Parameter-efficient Prompt Learning for 3D Point Cloud Understanding
Hongyu Sun, Yongcai Wang, Wang Chen, Haoran Deng, Deying Li
TL;DR
This work tackles the challenge of adapting large multi-modal models to 3D point cloud understanding in a parameter- and data-efficient manner. It introduces PPT, consisting of a learnable PromptLearner to replace hand-crafted prompts and a lightweight PointAdapter, with the 3D encoder frozen to maximize efficiency. The method achieves state-of-the-art or strongly competitive results across 3D recognition, few-shot learning, and part segmentation on diverse datasets, while using orders of magnitude fewer trainable parameters than full fine-tuning. The findings demonstrate that parameter-efficient prompt tuning can effectively transfer rich multi-modal knowledge to 3D tasks, with clear gains in data efficiency and practical deployment potential.
Abstract
This paper presents a parameter-efficient prompt tuning method, named PPT, to adapt a large multi-modal model for 3D point cloud understanding. Existing strategies are quite expensive in computation and storage, and depend on time-consuming prompt engineering. We address the problems from three aspects. Firstly, a PromptLearner module is devised to replace hand-crafted prompts with learnable contexts to automate the prompt tuning process. Then, we lock the pre-trained backbone instead of adopting the full fine-tuning paradigm to substantially improve the parameter efficiency.

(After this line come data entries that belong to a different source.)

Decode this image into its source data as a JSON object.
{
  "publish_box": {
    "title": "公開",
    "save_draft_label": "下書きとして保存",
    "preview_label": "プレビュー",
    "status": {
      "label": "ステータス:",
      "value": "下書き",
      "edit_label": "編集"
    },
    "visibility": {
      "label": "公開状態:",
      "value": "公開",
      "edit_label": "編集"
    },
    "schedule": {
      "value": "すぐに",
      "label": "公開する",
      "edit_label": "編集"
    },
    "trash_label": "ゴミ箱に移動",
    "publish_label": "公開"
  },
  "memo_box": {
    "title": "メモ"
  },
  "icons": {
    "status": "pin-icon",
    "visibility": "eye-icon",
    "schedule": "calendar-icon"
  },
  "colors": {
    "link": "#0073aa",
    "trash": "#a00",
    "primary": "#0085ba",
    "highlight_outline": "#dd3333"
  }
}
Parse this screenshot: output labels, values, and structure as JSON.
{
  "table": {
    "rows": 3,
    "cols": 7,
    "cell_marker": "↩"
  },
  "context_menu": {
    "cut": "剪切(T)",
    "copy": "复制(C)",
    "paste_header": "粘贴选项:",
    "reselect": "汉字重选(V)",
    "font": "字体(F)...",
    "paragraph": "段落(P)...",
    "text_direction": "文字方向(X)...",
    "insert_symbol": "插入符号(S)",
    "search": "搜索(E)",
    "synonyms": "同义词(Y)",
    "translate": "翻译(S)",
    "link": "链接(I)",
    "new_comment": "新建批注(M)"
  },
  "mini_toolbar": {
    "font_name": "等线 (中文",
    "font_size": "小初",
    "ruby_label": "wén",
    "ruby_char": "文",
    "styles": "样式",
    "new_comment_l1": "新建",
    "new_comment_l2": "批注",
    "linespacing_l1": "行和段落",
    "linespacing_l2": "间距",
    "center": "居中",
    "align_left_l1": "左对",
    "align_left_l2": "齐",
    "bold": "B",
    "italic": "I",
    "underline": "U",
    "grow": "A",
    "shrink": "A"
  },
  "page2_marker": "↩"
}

Finally, a lightweight PointAdapter module is arranged near target tasks to enhance prompt tuning for 3D point cloud understanding. Comprehensive experiments are conducted to demonstrate the superior parameter and data efficiency of the proposed method.Meanwhile, we obtain new records on 4 public datasets and multiple 3D tasks, i.e., point cloud recognition, few-shot learning, and part segmentation. The implementation is available at https://github.com/auniquesun/PPT.